Most Viewed/E-mailed/Ignored/Derided/etc.

July 24, 2007 by Craig Stoltz · Leave a Comment 

Why do so many news Web sites offer the two-tab toggle between “Most Viewed” and “Most E-mailed” stories?

Let me quickly say that I think a reader-led remix of the news is a great idea. Online newspapers’ biggest problems is leaving so much good stuff buried. In this interactive mediabox we find ourselves playing in, it makes great sense to surface the material readers like the most. Liberate the news from the deskhounds who think they know what people want! Let the users vote with their index fingers! By offering these navigation options, newspapers are offering a more dignified version of Digg, so to speak.

[I should point out that some news sites still don't offer such navigable lists at all. If any of you are listening, can you please drop me a note and explain, in 50 words or less, why the hell not?]

But why only those two ways to slice of news? There are a few good exceptions:

  • The New York Times offers three versions of “most popular”: e-mailed, blogged and searched.
  • The great Guardian (if you like online news and haven’t visited, you owe yourself the treat) offers “most commented” and “latest” blogs. Deeper on the site, it presents “what you’ve been reading”–a cheery phrasing of “most popular.”
  • The also-great Lawrence Journal-World&News dangles ”latest news” and “most discussed” way high up, above the fold. The LJ uses these two link lists as the primary entry point to the site’s content. 
  • But by far the winner in the let-the-readers-rumble sweepstakes is USAToday, which has essentially turned its Web presence into a gloriously, brilliantly unsettling confection of editor- and user-driven content. Navigate by choosing “Top news” (editors’ choices, with reader comments and recommendations indicated) or “most popular” (users’ most read, commented, recommended and e-mailed). The Nation’s Newspaper, long derided as the colorful dimwit, has broken free from the MSM pack in its transformation for the new day. 

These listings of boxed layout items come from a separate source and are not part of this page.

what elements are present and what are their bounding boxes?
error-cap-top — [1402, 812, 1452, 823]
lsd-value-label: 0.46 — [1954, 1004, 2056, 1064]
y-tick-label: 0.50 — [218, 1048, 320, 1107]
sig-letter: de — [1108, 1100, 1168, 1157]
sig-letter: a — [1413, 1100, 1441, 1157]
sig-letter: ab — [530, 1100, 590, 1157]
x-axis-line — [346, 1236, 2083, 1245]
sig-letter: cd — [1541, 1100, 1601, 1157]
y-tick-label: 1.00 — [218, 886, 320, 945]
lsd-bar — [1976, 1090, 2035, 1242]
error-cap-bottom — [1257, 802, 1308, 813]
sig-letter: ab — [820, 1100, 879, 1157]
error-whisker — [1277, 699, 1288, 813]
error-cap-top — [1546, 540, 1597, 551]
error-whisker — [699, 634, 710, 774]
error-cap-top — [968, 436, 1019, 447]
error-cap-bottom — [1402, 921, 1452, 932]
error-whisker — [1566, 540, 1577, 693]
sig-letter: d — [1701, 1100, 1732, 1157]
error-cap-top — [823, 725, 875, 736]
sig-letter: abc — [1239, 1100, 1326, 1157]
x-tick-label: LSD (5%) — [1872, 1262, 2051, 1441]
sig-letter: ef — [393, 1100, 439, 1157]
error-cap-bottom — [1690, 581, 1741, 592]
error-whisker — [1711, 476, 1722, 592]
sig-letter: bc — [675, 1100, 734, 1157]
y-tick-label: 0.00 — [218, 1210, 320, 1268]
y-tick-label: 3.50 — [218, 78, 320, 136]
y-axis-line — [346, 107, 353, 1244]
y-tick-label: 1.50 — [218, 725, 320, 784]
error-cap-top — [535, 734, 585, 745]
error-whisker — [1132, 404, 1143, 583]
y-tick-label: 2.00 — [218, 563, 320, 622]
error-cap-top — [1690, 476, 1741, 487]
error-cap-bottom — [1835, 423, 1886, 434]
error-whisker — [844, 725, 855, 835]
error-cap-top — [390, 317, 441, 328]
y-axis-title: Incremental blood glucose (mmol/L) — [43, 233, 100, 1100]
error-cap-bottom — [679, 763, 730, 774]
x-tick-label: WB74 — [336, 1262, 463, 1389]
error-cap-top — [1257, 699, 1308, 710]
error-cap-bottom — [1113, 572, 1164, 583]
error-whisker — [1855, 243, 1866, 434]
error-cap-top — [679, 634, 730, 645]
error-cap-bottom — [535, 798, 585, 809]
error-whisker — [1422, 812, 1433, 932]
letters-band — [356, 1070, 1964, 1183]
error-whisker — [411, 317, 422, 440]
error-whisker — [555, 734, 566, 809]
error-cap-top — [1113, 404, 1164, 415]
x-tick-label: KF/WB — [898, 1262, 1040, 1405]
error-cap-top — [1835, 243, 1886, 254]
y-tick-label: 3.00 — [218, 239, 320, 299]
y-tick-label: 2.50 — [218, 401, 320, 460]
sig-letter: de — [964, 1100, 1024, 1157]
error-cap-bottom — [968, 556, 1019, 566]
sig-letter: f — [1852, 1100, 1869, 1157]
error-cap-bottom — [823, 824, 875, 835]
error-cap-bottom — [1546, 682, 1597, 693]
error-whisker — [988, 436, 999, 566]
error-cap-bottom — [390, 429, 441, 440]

But why stop there with remixing? Why not:

  • Most popular in your zip code?
  • Most e-mailed by women?
  • Most subscribed to by people in your line of work?
  • Most lingered-over by non-subscribers?
  • Most popular with users with a higher household income than you?

Of course, none of these would fly [although the link lists that resulted would be fascinating to see]. It’s not that media companies don’t have that information about users, or couldn’t easily get it. But using it would not be a wise move. 

As Brother Google has discovered, the peril isn’t in collecting users’ personal information. It’s in trying to use it.

So go ahead, let the users remix the news. For now, just don’t let them know you’re watching.